Le XIe Forum social mondial (FSM) a eu lieu [du 6 au 11 février 2011, NDT] à Dakar (Sénégal). En choisissant de se réunir en Afrique pour la deuxième fois (la première, c’était en 2007 à Nairobi), les organisateurs montrent leur volonté d’attirer l’attention sur les questions africaines et leur impact dans le monde. Ce qu’ils ne pouvaient pas deviner, c’est qu’au moment même où se tiendrait le Forum, l’Afrique du Nord ferait la Une des journaux du monde entier, que les protestations sociales contre la crise économique et contre les dictatures soutenues par l’Occident seraient aussi vigoureuses, aussi contagieuses, tout en étant fondées sur un principe de base du FSM : la radicalisation de la démocratie comme instrument de transformation sociale.
Les racines et les raisons de la solidarité du FSM avec les luttes sociales en Afrique du Nord échappent à la presse occidentale. Ce traitement médiatique révèle la double difficulté de l’Occident à apprendre de l’expérience du monde et à être fidèle aux principes et valeurs dont il prétend être le gardien. Depuis sa création, le FSM dénonce la non-viabilité de la politique économique, sociale et environnementale de l’actuel modèle économique néolibéral, dominé par le capital financier déréglementé, ainsi que le fait que les coûts globaux découlant de ce modèle ne se limitent pas aux pays les moins développés.

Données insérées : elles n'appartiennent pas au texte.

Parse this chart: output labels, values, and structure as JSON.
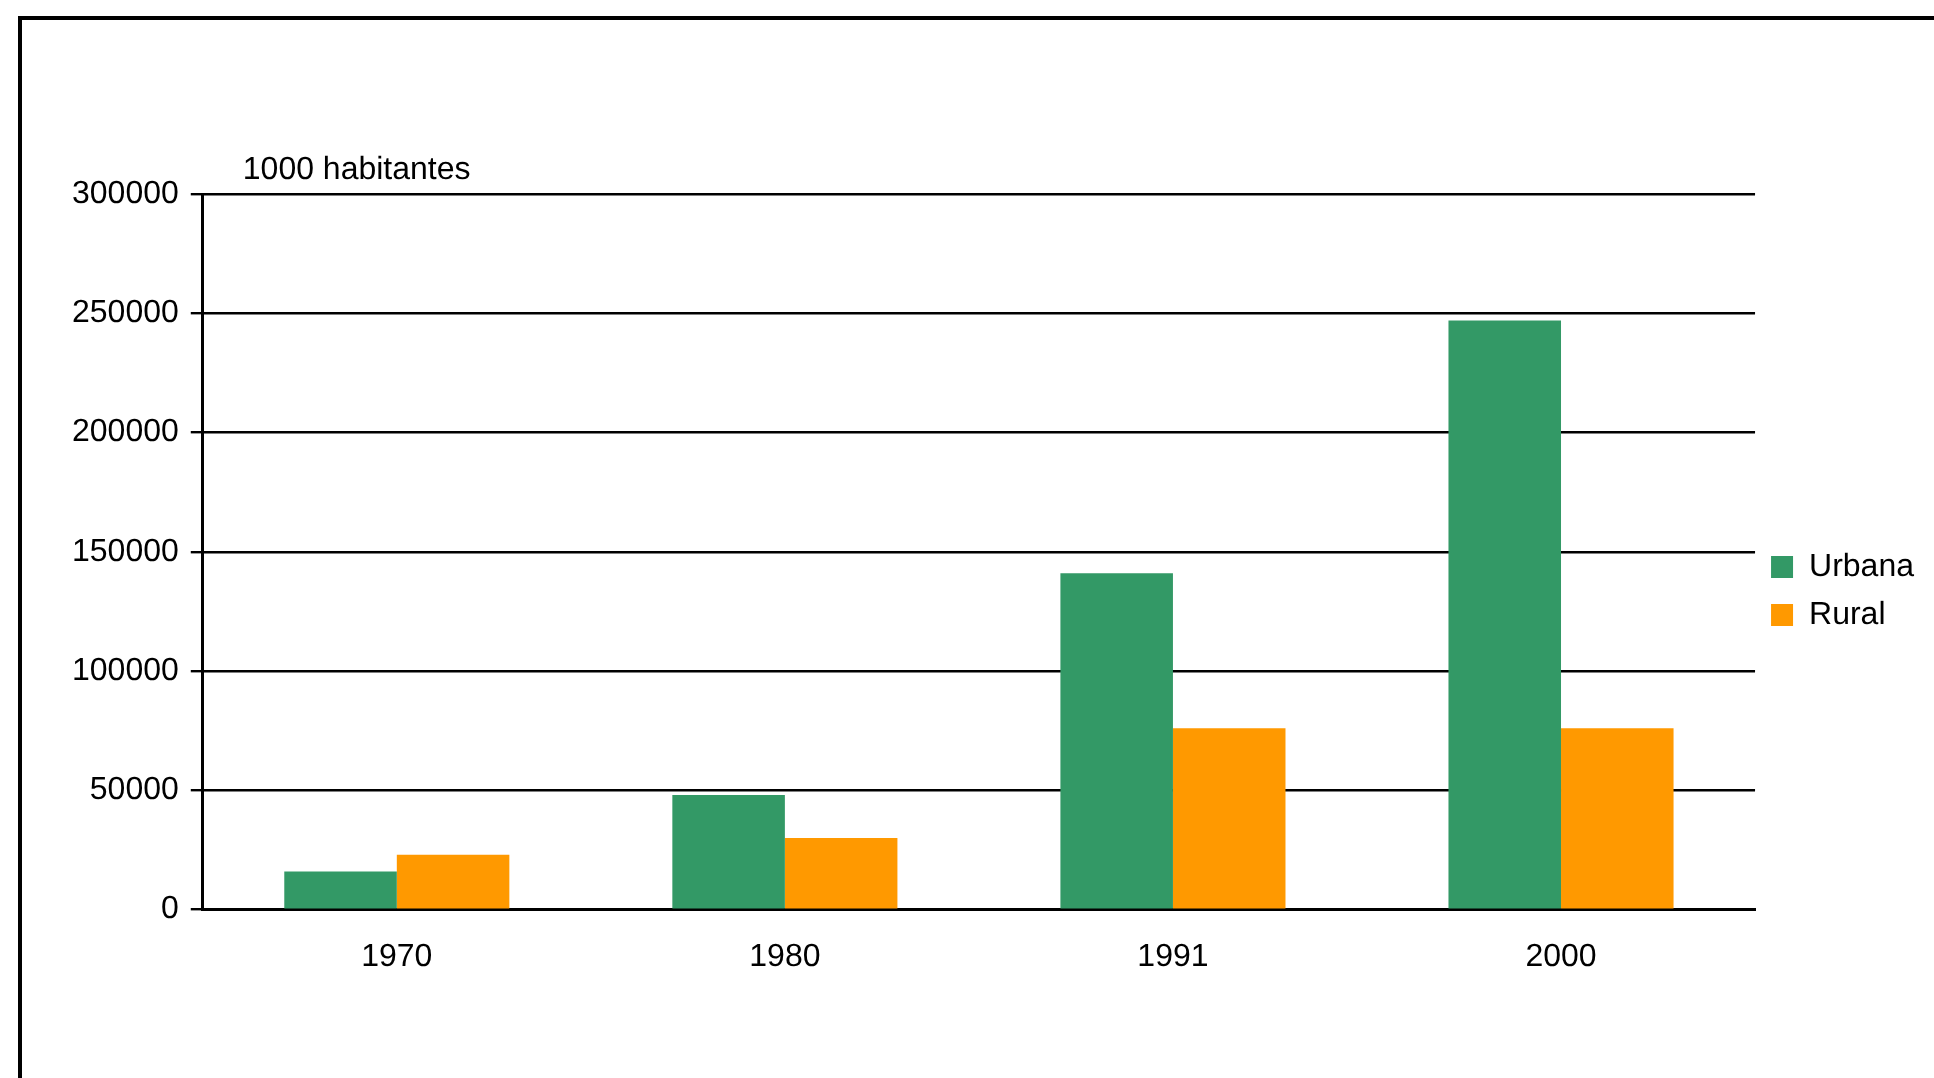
{
  "chart_data": {
    "type": "bar",
    "ylabel": "1000 habitantes",
    "categories": [
      "1970",
      "1980",
      "1991",
      "2000"
    ],
    "series": [
      {
        "name": "Urbana",
        "color": "#339966",
        "values": [
          16000,
          48000,
          141000,
          247000
        ]
      },
      {
        "name": "Rural",
        "color": "#ff9900",
        "values": [
          23000,
          30000,
          76000,
          76000
        ]
      }
    ],
    "ylim": [
      0,
      300000
    ],
    "yticks": [
      0,
      50000,
      100000,
      150000,
      200000,
      250000,
      300000
    ],
    "grid": "y",
    "legend": "right"
  }
}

Une des causes de l’agitation sociale en Afrique du Nord est la profonde crise économique que connaît la région. On ne peut comprendre les protestations sociales de ces dernières semaines en Egypte sans se souvenir des grèves dans le textile des trois dernières années, qui, bien que violemment réprimées, n’ont pas retenu l’attention des médias occidentaux. Dix ans après que le FSM a tiré le signal d’alarme, le Forum économique mondial, réuni à Davos il y a quelques semaines, a déclaré que l’aggravation des inégalités sociales est le risque le plus grave (plus grave que le risque de dégradation de l’environnement) pour le monde dans les prochaines décennies. Ce que le Forum économique mondial ne dit pas, c’est que ce risque découle de la politique économique qu’il préconise depuis dix ans. En bon club de riches, il peut ressentir un soupçon de mauvaise conscience, mais non remettre en cause l’accumulation scandaleuse de richesses.
Vu du FSM, la crise de l’Afrique du Nord signifie l’effondrement de la seconde frontière de l’Europe développée. La première frontière est constituée de la Grèce, du Portugal, de l’Espagne et de l’Irlande. Avec ses deux frontières en crise, le centre se fragilise et l’axe franco-allemand que l’on dit d’ »acier » pourrait bientôt sembler fait de plastique. Plus profondément, l’histoire nous enseigne que la stabilité et la prospérité de l’Europe commence et se termine dans la Méditerranée. Pourquoi l’Occident (Europe et Amérique du Nord) n’apprennent-ils pas de l’histoire et des faits ? Pour nous, membres du FSM, l’Occident n’apprendra que lorsque ce qui arrive dans les périphéries ressemblera trop à ce qui se passe au centre. Nous n’en sommes peut-être pas loin, mais il se pourrait alors qu’il soit trop tard pour apprendre.
La solidarité du FSM avec l’Afrique du Nord est d’une autre nature : elle relève du respect inconditionnel des aspirations démocratiques des peuples. A cet égard, l’hypocrisie de l’Occident ne connaît pas de limites. Son objectif est d’assurer la transition pacifique d’une dictature pro-américaine et pro-israélienne – qui est en faveur de l’occupation coloniale de la Palestine par Israël, de la libre circulation du pétrole et du blocus de la bande de Gaza, qui est anti-Hamas, anti-Irak et pour la division Fatah-Hamas – vers une démocratie dotée des mêmes caractéristiques. C’est la seule façon d’expliquer la recherche obsessionnelle de la présence de fondamentalistes dans les manifestations et la déformation de la réalité quant à la nature politique et sociale des Frères Musulmans.
Les intérêts d’Israël et du pétrole ne permettront pas à l’Occident d’être cohérent avec les principes qu’il proclame dans cette région. Il n’a rien appris de la mort de cent mille Algériens à cause de l’annulation (qu’il soutenait avec enthousiasme) de la victoire démocratique du Front islamique du aalut (FIS), après les élections en Algérie de 1991. Il n’a pas appris non plus de la transformation de la bande de Gaza en un camp de concentration épouvantable, à la suite de la non-reconnaissance de la victoire électorale du Hamas en 2006. L’Occident n’apprendra-t-il que quand il sera devenu post-occidental ?
Boaventura de Sousa Santos, sociologue et professeur à la Faculté de sciences économiques de l’Université de Coimbra (Portugal).